A new Bond University study involving almost 500 participants has revealed work pressures were the main source of stress for construction project managers and affected their ability to perform their jobs.
In contrast, workers across business at large said non-work issues were the greatest contributors to stress.
Report author Professor Alan Patching is calling for systemic change in the Australian construction industry to protect workers’ mental health. The consequences of failing to act included suicide, he said.
Professor Patching, who was project director for construction of the Sydney Olympic Stadium, said a cut-throat approach to tendering and wafer-thin profit margins were driving the stress epidemic.
“The current most commonly used contracting system effectively often requires tenderers to bid with low or no margin prices and/or to offer reduced construction time in order to win work,” Professor Patching said.
“That, in turn, requires appointing more experienced and usually already over-committed construction project managers to manage the project in a way that drives some level of profit from it.
“Many of the participants in my research told stories of the impacts of this on their health and on their family life that were disturbing, to say the least, with some reporting having experienced suicide ideation.”
Professor Patching said even those construction companies sensitive to the issue of employee stress tended to deal with it via employee assistance programs after the fact, rather than take steps to avoid and manage stress before it escalated.
“That’s better than nothing, but it’s often a bit like closing the door after the horse has bolted,” Professor Patching said.
“It would be far better to avoid a lot of stress by ensuring that workloads are appropriate and prices and schedule times for projects are reasonable.”
Professor Patching said construction industry culture was a key stumbling block to taking action.
Research from 2009 showed absenteeism due to stress-related illness increased dramatically in every area of business except construction, despite concerning suicide rates among construction workers over the period of the study.

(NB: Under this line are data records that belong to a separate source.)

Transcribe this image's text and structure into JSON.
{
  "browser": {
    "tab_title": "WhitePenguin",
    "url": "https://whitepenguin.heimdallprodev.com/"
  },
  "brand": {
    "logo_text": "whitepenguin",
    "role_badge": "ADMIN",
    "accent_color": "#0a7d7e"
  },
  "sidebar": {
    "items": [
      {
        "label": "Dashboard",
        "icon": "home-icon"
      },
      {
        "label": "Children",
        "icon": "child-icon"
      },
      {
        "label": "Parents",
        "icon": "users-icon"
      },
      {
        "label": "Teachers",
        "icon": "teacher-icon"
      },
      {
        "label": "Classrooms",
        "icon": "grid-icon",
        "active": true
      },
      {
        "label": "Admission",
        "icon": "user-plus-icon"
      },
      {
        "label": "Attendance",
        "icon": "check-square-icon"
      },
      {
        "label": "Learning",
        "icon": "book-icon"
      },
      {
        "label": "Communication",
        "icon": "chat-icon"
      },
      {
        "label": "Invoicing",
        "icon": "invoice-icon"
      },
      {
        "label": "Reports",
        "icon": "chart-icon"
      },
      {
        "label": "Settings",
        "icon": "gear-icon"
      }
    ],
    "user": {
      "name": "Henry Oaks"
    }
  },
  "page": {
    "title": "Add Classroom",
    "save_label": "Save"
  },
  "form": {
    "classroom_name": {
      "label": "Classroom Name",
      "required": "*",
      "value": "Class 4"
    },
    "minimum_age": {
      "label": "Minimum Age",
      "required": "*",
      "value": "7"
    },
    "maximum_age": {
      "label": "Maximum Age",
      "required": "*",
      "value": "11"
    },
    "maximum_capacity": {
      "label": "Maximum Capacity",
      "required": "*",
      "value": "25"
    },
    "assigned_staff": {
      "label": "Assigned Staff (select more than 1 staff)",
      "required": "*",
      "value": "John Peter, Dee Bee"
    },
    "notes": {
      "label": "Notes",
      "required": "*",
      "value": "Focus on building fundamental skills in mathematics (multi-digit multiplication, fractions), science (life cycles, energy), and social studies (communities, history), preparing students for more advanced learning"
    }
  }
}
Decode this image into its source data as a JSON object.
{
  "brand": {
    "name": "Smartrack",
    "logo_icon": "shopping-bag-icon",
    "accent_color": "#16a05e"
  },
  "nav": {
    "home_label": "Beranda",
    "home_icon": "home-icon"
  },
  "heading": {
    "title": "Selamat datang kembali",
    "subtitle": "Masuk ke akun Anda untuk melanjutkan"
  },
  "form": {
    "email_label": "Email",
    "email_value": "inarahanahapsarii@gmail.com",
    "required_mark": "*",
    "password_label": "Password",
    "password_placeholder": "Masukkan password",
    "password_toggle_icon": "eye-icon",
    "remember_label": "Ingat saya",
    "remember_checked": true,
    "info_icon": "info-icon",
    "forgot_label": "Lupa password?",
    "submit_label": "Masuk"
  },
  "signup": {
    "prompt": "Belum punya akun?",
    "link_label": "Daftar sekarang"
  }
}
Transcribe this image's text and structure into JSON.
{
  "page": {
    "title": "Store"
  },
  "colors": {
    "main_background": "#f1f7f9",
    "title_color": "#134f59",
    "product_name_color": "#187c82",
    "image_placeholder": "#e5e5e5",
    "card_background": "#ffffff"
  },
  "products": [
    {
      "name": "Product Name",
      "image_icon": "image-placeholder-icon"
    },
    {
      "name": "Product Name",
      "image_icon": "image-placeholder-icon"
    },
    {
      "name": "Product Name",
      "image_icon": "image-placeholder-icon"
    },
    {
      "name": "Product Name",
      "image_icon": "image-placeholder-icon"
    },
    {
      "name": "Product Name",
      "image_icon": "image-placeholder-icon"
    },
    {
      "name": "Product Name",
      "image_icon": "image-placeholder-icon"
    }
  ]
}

“It was not that construction people were not experiencing stress-related illness, they simply did not report it for fear of appearing weak in an industry reputed for its tough image,” Professor Patching said.
“My research confirmed that this attitude is still very much alive and kicking. It needs to be eradicated.”
Professor Patching said the Federal Government’s recent announcement that it would bring forward $3.8 billion of infrastructure spending was an opportunity to also fast-track mental health initiatives in the industry.
“What better time to include a component of education regarding stress impacts and how to avoid and manage them,” he said.
“Better still, what better time to really think about contracting approaches that safeguard taxpayers’ interests, provide a reasonable return to contractors for work well performed, and ensure that no one ever has to knock on a construction project manager’s door and tell his or her family that their bread winner will not be coming home again.”